Anorexia never leaves you, even after treatment. Relapse is common. Thought patterns and eating habits become engrained – physically, emotionally and psychologically. By the time I became pregnant, I’d been “recovered” for a few years and “in recovery” for several before that. But pregnancy was the first time in 15 years I felt hungry. During pregnancy, our bodies need more fuel and water – creating a baby is physically laborious. Having trained myself as a teenager to ignore the sensation, I did not recognise it at first. Eventually I came to remember the feeling, and that eating helped.
In a way, pregnancy was an antidote to anorexia.
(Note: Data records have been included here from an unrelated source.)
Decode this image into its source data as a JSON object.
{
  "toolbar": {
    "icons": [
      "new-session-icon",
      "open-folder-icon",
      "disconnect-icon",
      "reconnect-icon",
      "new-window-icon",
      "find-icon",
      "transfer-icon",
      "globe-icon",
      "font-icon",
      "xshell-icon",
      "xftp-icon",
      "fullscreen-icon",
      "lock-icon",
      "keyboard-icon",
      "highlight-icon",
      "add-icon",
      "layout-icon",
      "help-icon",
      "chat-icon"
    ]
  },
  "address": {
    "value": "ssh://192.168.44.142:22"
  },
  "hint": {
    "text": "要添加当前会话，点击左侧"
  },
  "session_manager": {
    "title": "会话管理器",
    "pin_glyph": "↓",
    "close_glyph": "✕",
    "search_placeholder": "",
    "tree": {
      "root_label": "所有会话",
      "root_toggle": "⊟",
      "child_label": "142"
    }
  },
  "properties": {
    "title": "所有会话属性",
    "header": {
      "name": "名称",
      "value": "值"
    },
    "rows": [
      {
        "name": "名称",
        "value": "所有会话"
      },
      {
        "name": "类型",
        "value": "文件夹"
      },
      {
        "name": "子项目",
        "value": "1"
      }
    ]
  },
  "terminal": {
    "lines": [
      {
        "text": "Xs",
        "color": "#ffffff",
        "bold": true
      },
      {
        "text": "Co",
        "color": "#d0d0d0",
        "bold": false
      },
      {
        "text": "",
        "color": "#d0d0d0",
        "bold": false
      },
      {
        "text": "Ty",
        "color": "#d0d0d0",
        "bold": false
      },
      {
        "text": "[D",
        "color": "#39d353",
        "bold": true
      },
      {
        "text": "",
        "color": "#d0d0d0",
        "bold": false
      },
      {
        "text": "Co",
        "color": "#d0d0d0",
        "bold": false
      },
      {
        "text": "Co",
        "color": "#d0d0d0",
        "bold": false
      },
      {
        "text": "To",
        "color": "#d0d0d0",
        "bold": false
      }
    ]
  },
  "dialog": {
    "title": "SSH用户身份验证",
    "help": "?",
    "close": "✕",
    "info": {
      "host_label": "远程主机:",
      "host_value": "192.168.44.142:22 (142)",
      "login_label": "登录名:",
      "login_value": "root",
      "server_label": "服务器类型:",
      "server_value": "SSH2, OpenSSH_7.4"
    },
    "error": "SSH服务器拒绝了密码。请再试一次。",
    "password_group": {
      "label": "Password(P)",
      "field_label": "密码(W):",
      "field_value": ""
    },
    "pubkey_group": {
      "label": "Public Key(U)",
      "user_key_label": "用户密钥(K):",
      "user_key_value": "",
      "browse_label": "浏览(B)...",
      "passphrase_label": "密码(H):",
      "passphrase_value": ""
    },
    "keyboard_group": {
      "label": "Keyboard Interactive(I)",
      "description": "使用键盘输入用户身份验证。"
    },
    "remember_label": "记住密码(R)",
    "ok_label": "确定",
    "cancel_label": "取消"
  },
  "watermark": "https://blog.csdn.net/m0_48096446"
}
Having been through IVF, with so much time to mentally prepare and so much at stake, I relished my growing bump and everything it symbolised. My body was supposed to look different. I knew the foetus was reliant on what I ate. I desperately wanted to do right by my child. Eating correctly would ensure that my blood, and then my milk, could sustain him.
But postnatally, I faced the biggest threat to my recovery in a decade. Old thought patterns resurfaced. It wasn’t simply the perpetual “baby body” chat. When I looked back, the ingredients for my near-relapse were amassed during pregnancy. Enforced eating habits had been normalised again. I’m supposed to stick within normal limits for the first two trimesters and increase my calorie intake by 200 in the last? No problem. As someone who spent a decade punishing myself if I ate one too many peas, I can perform a calorie-related maths challenge with aplomb. Then there are the foods to avoid. The list on the NHS website is exhaustive and exhausting. The pregnancy apps provide a “helpful” food tip each time you log on.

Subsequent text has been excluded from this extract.